ROBERT DE NIRO - "Growing up in New York City's Little Italy, Bobby De Niro always knew what he wanted to be. Coming home from the movies, he'd act out the parts. At age 10, in his school play, he made a rather unlikely debut in The Wizard of Oz as the Cowardly Lion."

"He has said: 'My joy as an actor is to live different lives.' And in more than 60 films spanning more than 40 years, Robert De Niro has lived some of the most iconic and intense characters ever portrayed on film."

"Versatility, from a coma patient in 'Awakenings,' to an ever-possessive father in Meet The Parents. ... There's his legendary method -- not simply portraying characters, but becoming them, emotionally and physically.

"And there is his love for his city, whether it's directing films like 'A Bronx Tale,' or founding the film center and festival that has energized the arts in New York City."

"It is perhaps the great irony of his life -- one of America's greatest cinematic actors is a man, famously, of few words off the screen -- and I can attest to this."

BRUCE SPRINGSTEEN - "Finally, we honor the quiet kid from Jersey -- who grew up to become the rock 'n' roll laureate of a generation.
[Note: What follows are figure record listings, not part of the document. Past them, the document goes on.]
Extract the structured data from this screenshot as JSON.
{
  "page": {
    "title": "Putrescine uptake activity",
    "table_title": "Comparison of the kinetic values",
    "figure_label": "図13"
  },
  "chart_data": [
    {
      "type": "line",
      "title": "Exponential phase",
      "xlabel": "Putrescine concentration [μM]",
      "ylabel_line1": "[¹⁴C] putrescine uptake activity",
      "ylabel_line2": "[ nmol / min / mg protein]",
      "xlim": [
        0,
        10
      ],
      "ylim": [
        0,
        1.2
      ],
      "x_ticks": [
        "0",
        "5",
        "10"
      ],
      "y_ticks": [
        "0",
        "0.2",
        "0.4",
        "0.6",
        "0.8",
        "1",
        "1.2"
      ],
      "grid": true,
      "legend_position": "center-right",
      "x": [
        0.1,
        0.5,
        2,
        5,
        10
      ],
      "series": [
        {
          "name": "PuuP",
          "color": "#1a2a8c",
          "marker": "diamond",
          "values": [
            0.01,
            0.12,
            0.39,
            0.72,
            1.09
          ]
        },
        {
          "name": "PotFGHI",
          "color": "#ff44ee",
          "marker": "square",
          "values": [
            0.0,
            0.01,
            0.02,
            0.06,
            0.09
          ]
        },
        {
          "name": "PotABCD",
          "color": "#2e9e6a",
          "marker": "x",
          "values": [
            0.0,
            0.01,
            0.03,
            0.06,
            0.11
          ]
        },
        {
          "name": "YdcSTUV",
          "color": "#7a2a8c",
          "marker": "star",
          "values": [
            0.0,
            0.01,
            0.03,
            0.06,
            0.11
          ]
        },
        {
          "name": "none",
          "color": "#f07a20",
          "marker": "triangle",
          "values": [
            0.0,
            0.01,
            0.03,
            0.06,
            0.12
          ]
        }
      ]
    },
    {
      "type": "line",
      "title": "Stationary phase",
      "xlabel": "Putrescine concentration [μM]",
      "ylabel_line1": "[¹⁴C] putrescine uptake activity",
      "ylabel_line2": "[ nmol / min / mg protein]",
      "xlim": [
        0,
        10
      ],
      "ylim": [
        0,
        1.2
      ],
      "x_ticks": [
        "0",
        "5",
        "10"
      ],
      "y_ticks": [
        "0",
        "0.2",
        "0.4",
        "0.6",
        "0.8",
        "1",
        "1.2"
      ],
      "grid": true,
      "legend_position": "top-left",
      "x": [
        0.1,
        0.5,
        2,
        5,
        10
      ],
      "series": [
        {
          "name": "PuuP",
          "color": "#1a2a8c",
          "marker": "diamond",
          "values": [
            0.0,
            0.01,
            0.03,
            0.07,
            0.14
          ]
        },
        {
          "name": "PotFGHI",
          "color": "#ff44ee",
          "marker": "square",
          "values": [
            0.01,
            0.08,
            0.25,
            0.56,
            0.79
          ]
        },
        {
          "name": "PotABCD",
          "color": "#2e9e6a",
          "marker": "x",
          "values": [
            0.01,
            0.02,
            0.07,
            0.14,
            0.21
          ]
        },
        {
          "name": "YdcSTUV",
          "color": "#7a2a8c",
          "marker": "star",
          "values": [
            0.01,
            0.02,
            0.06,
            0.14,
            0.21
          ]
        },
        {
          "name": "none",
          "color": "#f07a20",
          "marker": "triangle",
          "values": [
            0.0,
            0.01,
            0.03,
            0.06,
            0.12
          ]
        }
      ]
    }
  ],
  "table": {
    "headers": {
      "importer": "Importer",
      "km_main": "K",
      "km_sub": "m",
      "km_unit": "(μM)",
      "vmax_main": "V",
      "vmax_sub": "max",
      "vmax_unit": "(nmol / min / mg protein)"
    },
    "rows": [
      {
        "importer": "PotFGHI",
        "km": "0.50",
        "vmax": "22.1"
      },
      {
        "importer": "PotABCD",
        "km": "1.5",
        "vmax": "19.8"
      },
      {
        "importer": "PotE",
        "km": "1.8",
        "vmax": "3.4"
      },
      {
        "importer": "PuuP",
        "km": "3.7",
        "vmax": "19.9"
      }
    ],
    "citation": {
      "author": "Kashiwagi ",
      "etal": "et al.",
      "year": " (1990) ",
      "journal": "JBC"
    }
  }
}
For in the life of our country only a handful of people have tapped the full power of music to tell the real American story -- with honesty; from the heart; and one of those people is Bruce Springsteen."

"He has said: 'I've always believed that people listen to your music not to find out about you, but to find out about themselves.' And for more than three decades, in his songs -- of dreams and despair, of struggle and hope -- hard-working folks have seen themselves."

"It's no wonder that his tours are not so much concerts, but communions. There's a place for everybody -- the sense that no matter who you are or what you do, everyone deserves their shot at the American Dream; everybody deserves a little bit of dignity; everybody deserves to be heard."

"I've seen it myself. ... When I watched him on the steps of the Lincoln Memorial when he rocked the National Mall before my inauguration, I thought it captured as well as anything the spirit of what America should be about. On a day like that, and today, I remember: I'm the President, but he's The Boss."